Embora os desígnios da ONU sejam insondáveis não é nesse sentido que apontam os sinais existentes até ao momento. Uma negociação global que implique realinhamentos não é algo que se resolva em um ou dois dias. Por isso, as declarações do embaixador russo parecem apontar mais para um consenso em torno da situação actual que é, como sabemos, de clara vantagem de António Guterres sobre os restantes candidatos.

Foi, de resto, na mesma lógica que o presidente português, Marcelo Rebelo de Sousa, afirmou aqui em Nova Iorque, há duas semanas, que era desejável que o processo de selecção fosse encerrado em Outubro – e quanto mais cedo melhor. Um desejo que decorre da convicção de que um protelamento do processo traduzirá uma conjuntura mais difícil para Guterres.

“Uma boa pessoa”

Não há, de momento, qualquer outra candidatura que esteja em condições de proporcionar um voto rápido e definitivo nos próximos dias, como deseja Vitali Churkin. Acresce que o embaixador russo usou a mesma expressão que tinha usado há uns meses quando interrogado sobre se Moscovo poderia votar no candidato português: “Porque não? É uma boa pessoa”.

É certo que o diplomata do Kremlin reafirmou o desejo da Rússia de que o novo secretário-geral deveria ser do Leste europeu e uma mulher, mas essas são afirmações de circunstância que visam manter uma imagem de coerência no processo. Coerência que, aliás, acusou outros países de não terem porque publicamente se manifestavam a favor de uma mulher, mas nos escrutínios votavam em homens. E se entre os desejos (mulher e de Leste) e a realidade (ninguém nessas condições tem hipótese de vencer, por ora) se cavou um fosso, a arte da diplomacia é justamente saber adaptar os desejos à realidade.

Tendo apostado em Irina Bokova desde o início, Moscovo tem visto a “sua” candidata registar votações fracas, mas o avanço de Kristalina Georgieva desagradou ao Kremlin, que o exprimiu publicamente. Acresce que se Georgieva tiver o apoio dos Estados Unidos, como poderá suceder, isso afastará ainda mais a sua candidatura do beneplácito russo.

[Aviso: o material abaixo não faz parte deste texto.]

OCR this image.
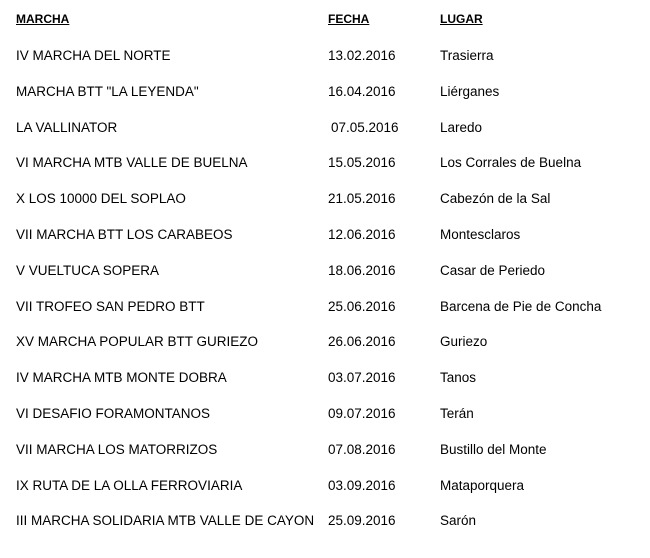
MARCHA	FECHA	LUGAR
IV MARCHA DEL NORTE	13.02.2016	Trasierra
MARCHA BTT "LA LEYENDA"	16.04.2016	Liérganes
LA VALLINATOR	07.05.2016	Laredo
VI MARCHA MTB VALLE DE BUELNA	15.05.2016	Los Corrales de Buelna
X LOS 10000 DEL SOPLAO	21.05.2016	Cabezón de la Sal
VII MARCHA BTT LOS CARABEOS	12.06.2016	Montesclaros
V VUELTUCA SOPERA	18.06.2016	Casar de Periedo
VII TROFEO SAN PEDRO BTT	25.06.2016	Barcena de Pie de Concha
XV MARCHA POPULAR BTT GURIEZO	26.06.2016	Guriezo
IV MARCHA MTB MONTE DOBRA	03.07.2016	Tanos
VI DESAFIO FORAMONTANOS	09.07.2016	Terán
VII MARCHA LOS MATORRIZOS	07.08.2016	Bustillo del Monte
IX RUTA DE LA OLLA FERROVIARIA	03.09.2016	Mataporquera
III MARCHA SOLIDARIA MTB VALLE DE CAYON 25.09.2016	Sarón
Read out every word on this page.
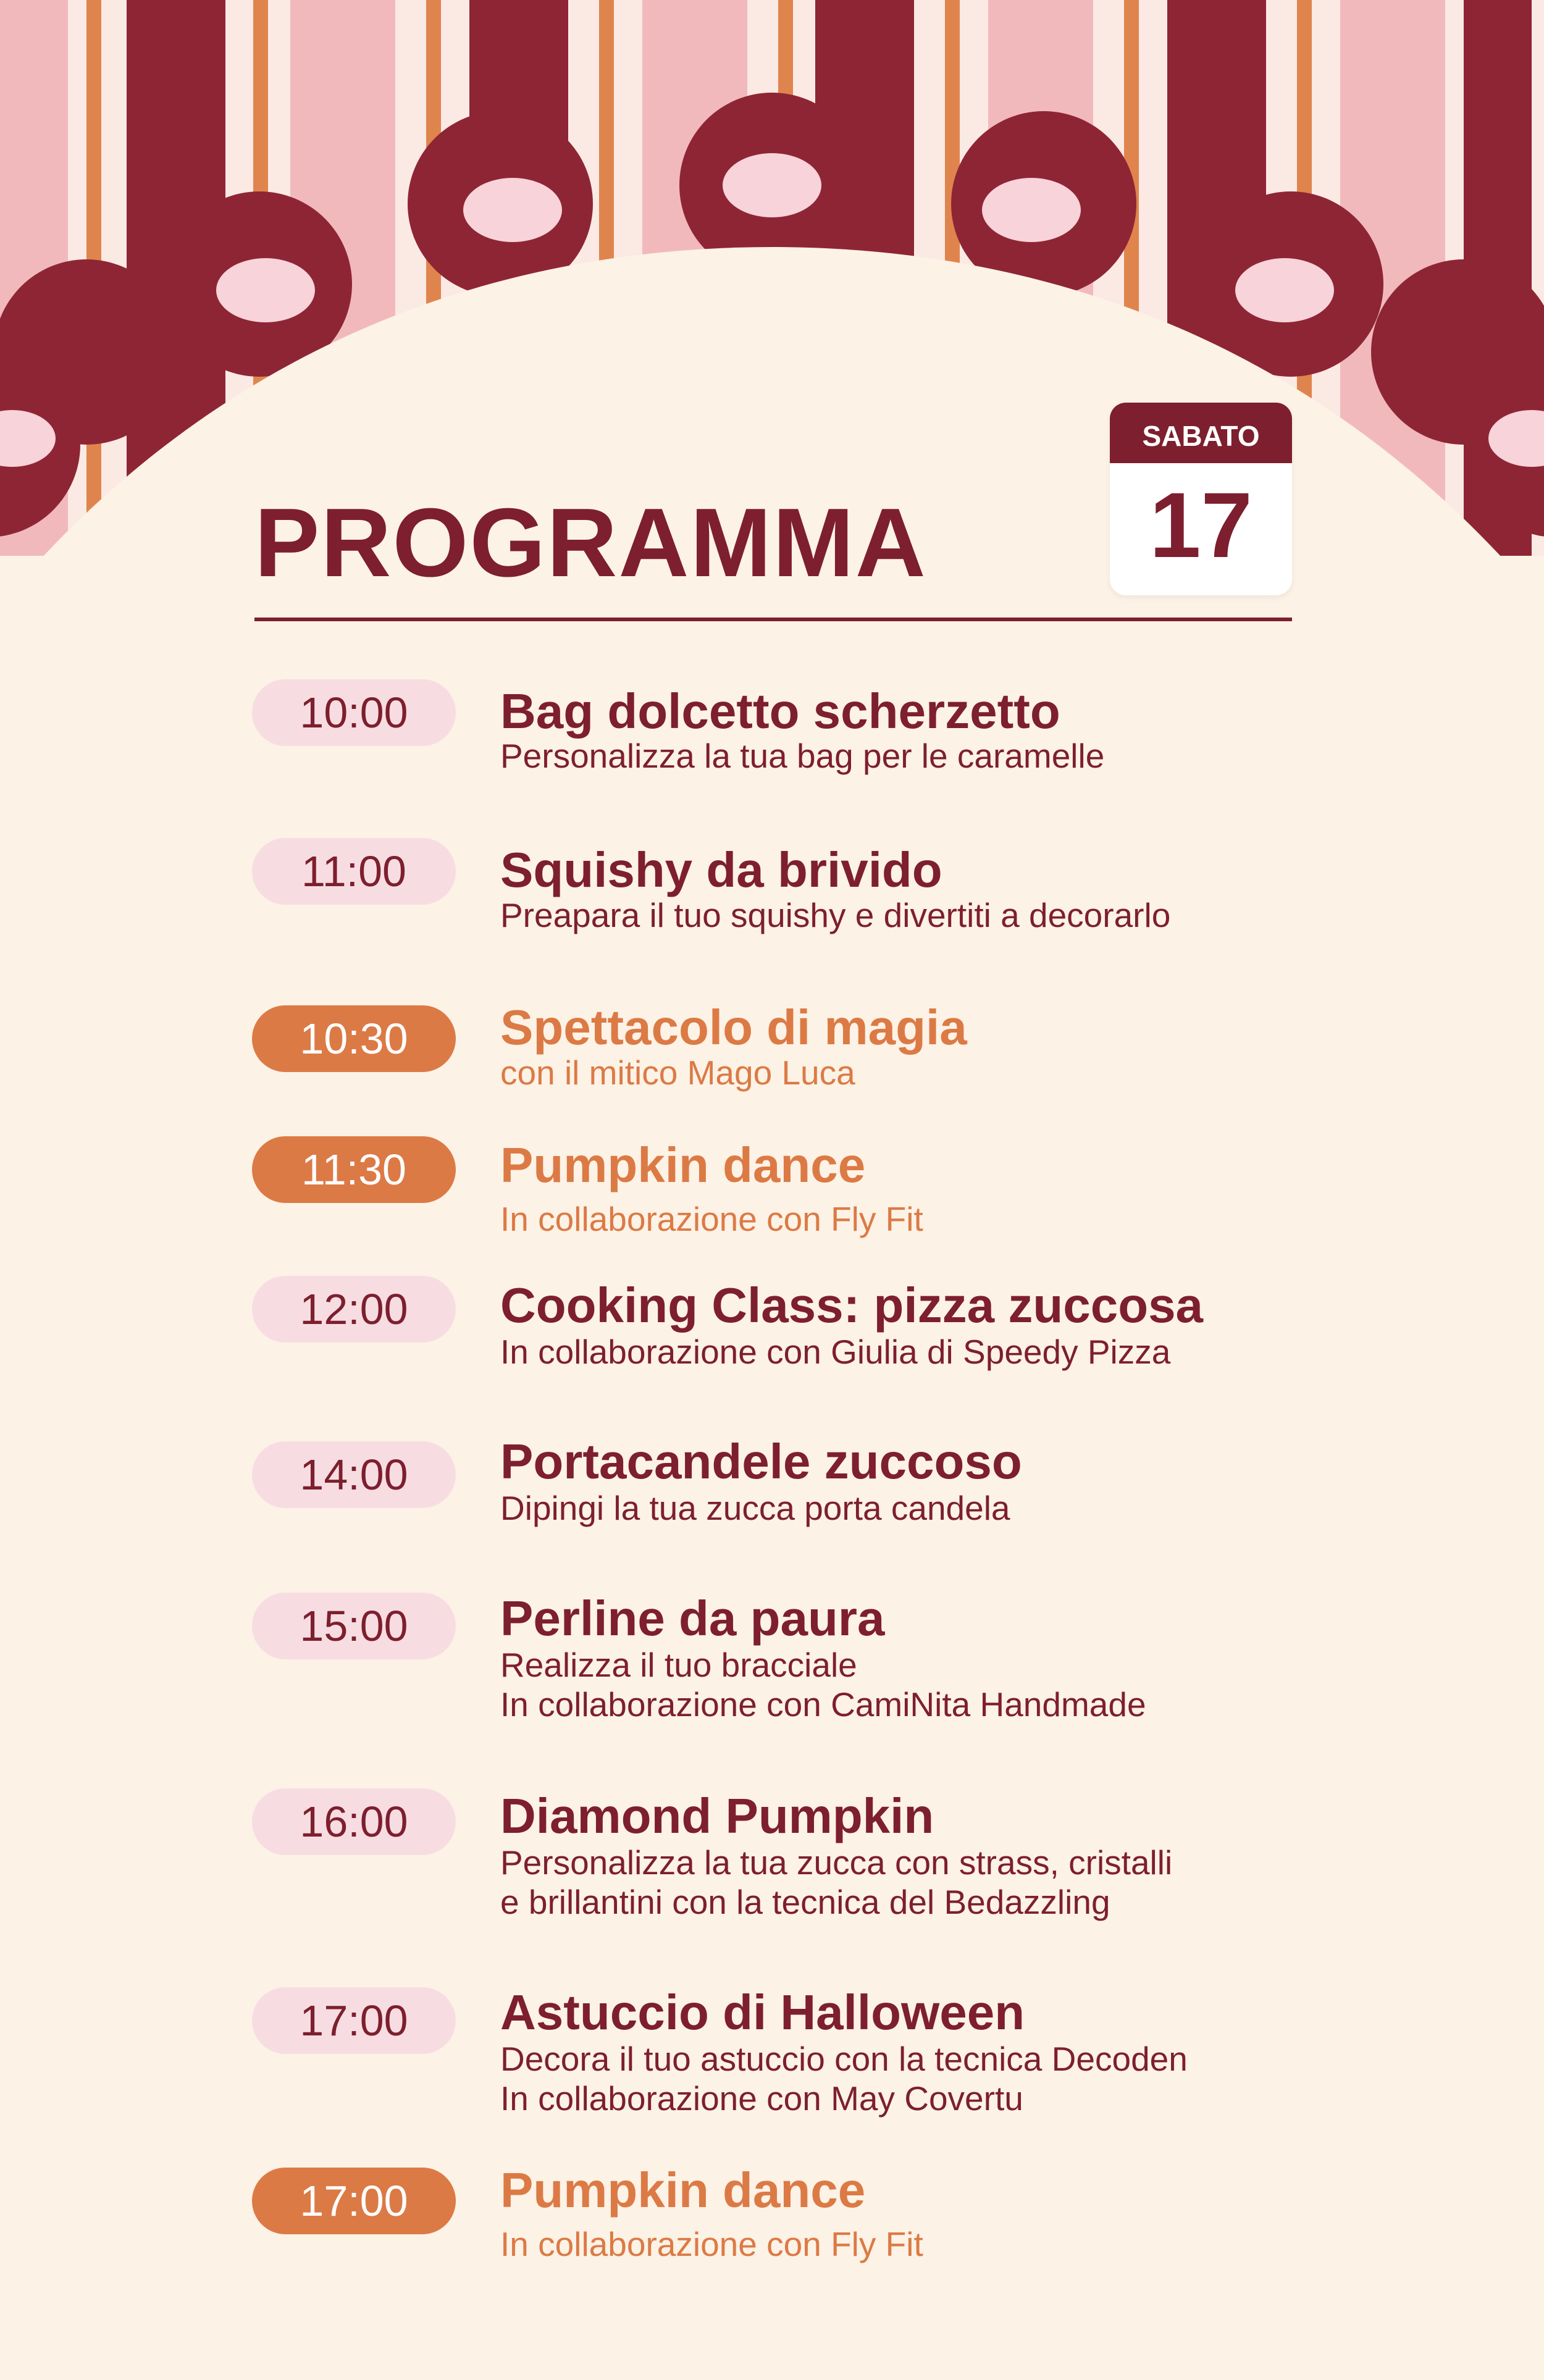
PROGRAMMA
SABATO
17
10:00	Bag dolcetto scherzetto
Personalizza la tua bag per le caramelle
11:00	Squishy da brivido
Preapara il tuo squishy e divertiti a decorarlo
10:30	Spettacolo di magia
con il mitico Mago Luca
11:30	Pumpkin dance
In collaborazione con Fly Fit
12:00	Cooking Class: pizza zuccosa
In collaborazione con Giulia di Speedy Pizza
14:00	Portacandele zuccoso
Dipingi la tua zucca porta candela
15:00	Perline da paura
Realizza il tuo bracciale
In collaborazione con CamiNita Handmade
16:00	Diamond Pumpkin
Personalizza la tua zucca con strass, cristalli
e brillantini con la tecnica del Bedazzling
17:00	Astuccio di Halloween
Decora il tuo astuccio con la tecnica Decoden
In collaborazione con May Covertu
17:00	Pumpkin dance
In collaborazione con Fly Fit
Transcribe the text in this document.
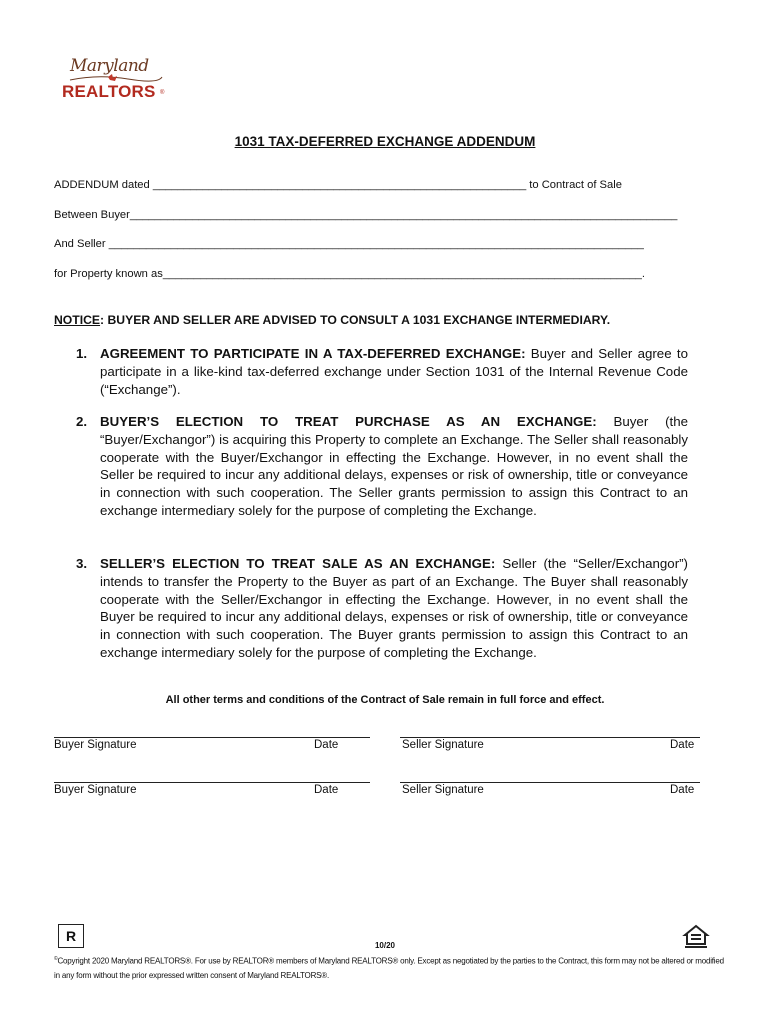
Maryland
REALTORS ®
1031 TAX-DEFERRED EXCHANGE ADDENDUM
ADDENDUM dated ____________________________________________________________ to Contract of Sale
Between Buyer________________________________________________________________________________________
And Seller ______________________________________________________________________________________
for Property known as_____________________________________________________________________________.
NOTICE: BUYER AND SELLER ARE ADVISED TO CONSULT A 1031 EXCHANGE INTERMEDIARY.
1. AGREEMENT TO PARTICIPATE IN A TAX-DEFERRED EXCHANGE: Buyer and Seller agree to participate in a like-kind tax-deferred exchange under Section 1031 of the Internal Revenue Code (“Exchange”).
2. BUYER’S ELECTION TO TREAT PURCHASE AS AN EXCHANGE: Buyer (the “Buyer/Exchangor”) is acquiring this Property to complete an Exchange. The Seller shall reasonably cooperate with the Buyer/Exchangor in effecting the Exchange. However, in no event shall the Seller be required to incur any additional delays, expenses or risk of ownership, title or conveyance in connection with such cooperation. The Seller grants permission to assign this Contract to an exchange intermediary solely for the purpose of completing the Exchange.
3. SELLER’S ELECTION TO TREAT SALE AS AN EXCHANGE: Seller (the “Seller/Exchangor”) intends to transfer the Property to the Buyer as part of an Exchange. The Buyer shall reasonably cooperate with the Seller/Exchangor in effecting the Exchange. However, in no event shall the Buyer be required to incur any additional delays, expenses or risk of ownership, title or conveyance in connection with such cooperation. The Buyer grants permission to assign this Contract to an exchange intermediary solely for the purpose of completing the Exchange.
All other terms and conditions of the Contract of Sale remain in full force and effect.
Buyer Signature	Date	Seller Signature	Date
Buyer Signature	Date	Seller Signature	Date
R
10/20
©Copyright 2020 Maryland REALTORS®. For use by REALTOR® members of Maryland REALTORS® only. Except as negotiated by the parties to the Contract, this form may not be altered or modified in any form without the prior expressed written consent of Maryland REALTORS®.
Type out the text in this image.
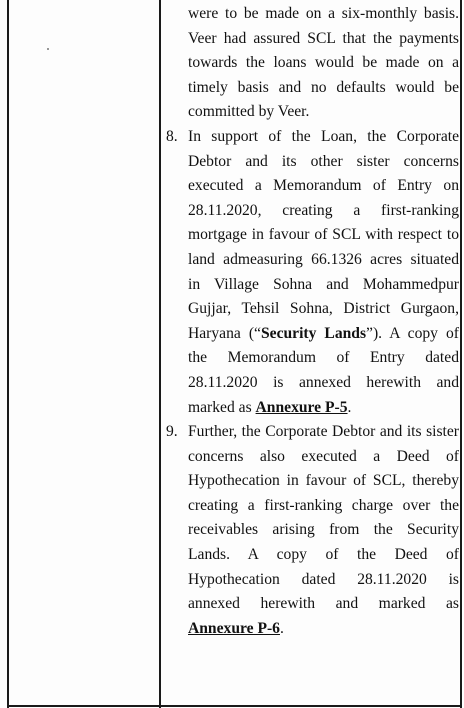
were to be made on a six-monthly basis.
Veer had assured SCL that the payments
towards the loans would be made on a
timely basis and no defaults would be
committed by Veer.
8. In support of the Loan, the Corporate
Debtor and its other sister concerns
executed a Memorandum of Entry on
28.11.2020, creating a first-ranking
mortgage in favour of SCL with respect to
land admeasuring 66.1326 acres situated
in Village Sohna and Mohammedpur
Gujjar, Tehsil Sohna, District Gurgaon,
Haryana (“Security Lands”). A copy of
the Memorandum of Entry dated
28.11.2020 is annexed herewith and
marked as Annexure P-5.
9. Further, the Corporate Debtor and its sister
concerns also executed a Deed of
Hypothecation in favour of SCL, thereby
creating a first-ranking charge over the
receivables arising from the Security
Lands. A copy of the Deed of
Hypothecation dated 28.11.2020 is
annexed herewith and marked as
Annexure P-6.
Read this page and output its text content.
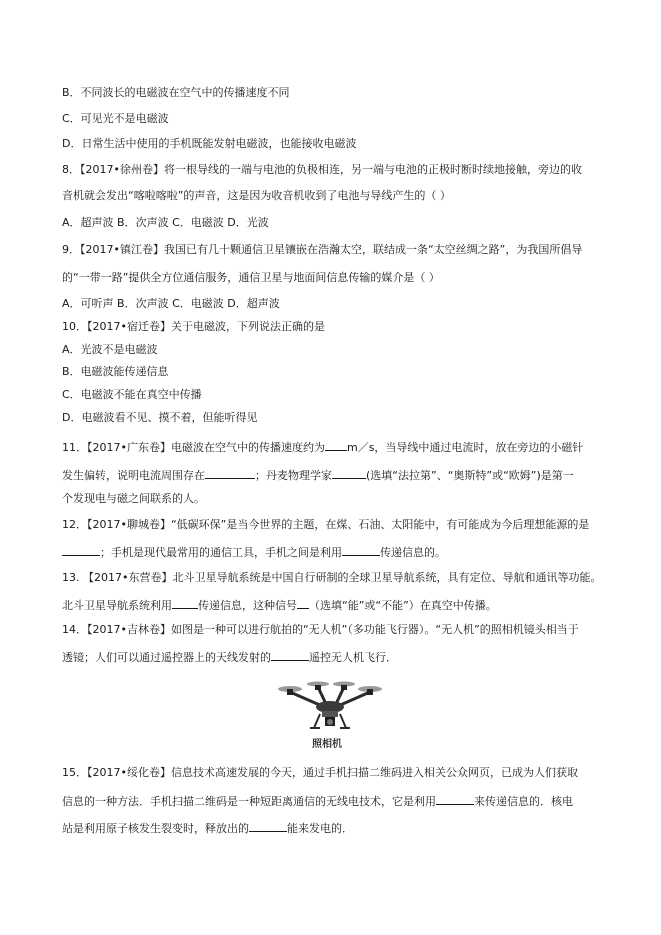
B．不同波长的电磁波在空气中的传播速度不同
C．可见光不是电磁波
D．日常生活中使用的手机既能发射电磁波，也能接收电磁波
8．【2017•徐州卷】将一根导线的一端与电池的负极相连，另一端与电池的正极时断时续地接触，旁边的收
音机就会发出“喀啦喀啦”的声音，这是因为收音机收到了电池与导线产生的（ ）
A．超声波 B．次声波 C．电磁波 D．光波
9．【2017•镇江卷】我国已有几十颗通信卫星镶嵌在浩瀚太空，联结成一条“太空丝绸之路”，为我国所倡导
的“一带一路”提供全方位通信服务，通信卫星与地面间信息传输的媒介是（ ）
A．可听声 B．次声波 C．电磁波 D．超声波
10．【2017•宿迁卷】关于电磁波，下列说法正确的是
A．光波不是电磁波
B．电磁波能传递信息
C．电磁波不能在真空中传播
D．电磁波看不见、摸不着，但能听得见
11．【2017•广东卷】电磁波在空气中的传播速度约为 m／s，当导线中通过电流时，放在旁边的小磁针
发生偏转，说明电流周围存在	；丹麦物理学家	(选填“法拉第”、“奥斯特”或“欧姆”)是第一
个发现电与磁之间联系的人。
12．【2017•聊城卷】“低碳环保”是当今世界的主题，在煤、石油、太阳能中，有可能成为今后理想能源的是
；手机是现代最常用的通信工具，手机之间是利用	传递信息的。
13. 【2017•东营卷】北斗卫星导航系统是中国自行研制的全球卫星导航系统，具有定位、导航和通讯等功能。
北斗卫星导航系统利用 传递信息，这种信号 （选填“能”或“不能”）在真空中传播。
14．【2017•吉林卷】如图是一种可以进行航拍的“无人机”（多功能飞行器）。“无人机”的照相机镜头相当于
透镜；人们可以通过遥控器上的天线发射的	遥控无人机飞行．
照相机
15．【2017•绥化卷】信息技术高速发展的今天，通过手机扫描二维码进入相关公众网页，已成为人们获取
信息的一种方法．手机扫描二维码是一种短距离通信的无线电技术，它是利用	来传递信息的．核电
站是利用原子核发生裂变时，释放出的	能来发电的．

As relações entre Washington e Moscovo passam por uma fase bastante tensa, sobretudo devido à guerra na Síria. Fontes na ONU dizem que nem americanos nem russos estarão disponíveis para apoiar qualquer candidato patrocinado pelo rival. O que, mais uma vez, joga a favor de Guterres, cuja candidatura é patrocinada apenas por Portugal e tem sabido manter um saudável distanciamento dos grandes poderes em presença.

Por tudo isto, se a votação desta quarta-feira for semelhante às anteriores não se vislumbra como poderá o Conselho de Segurança encerrar o processo de selecção do secretário-geral dentro de dias sem que isso signifique a escolha do antigo primeiro-ministro português.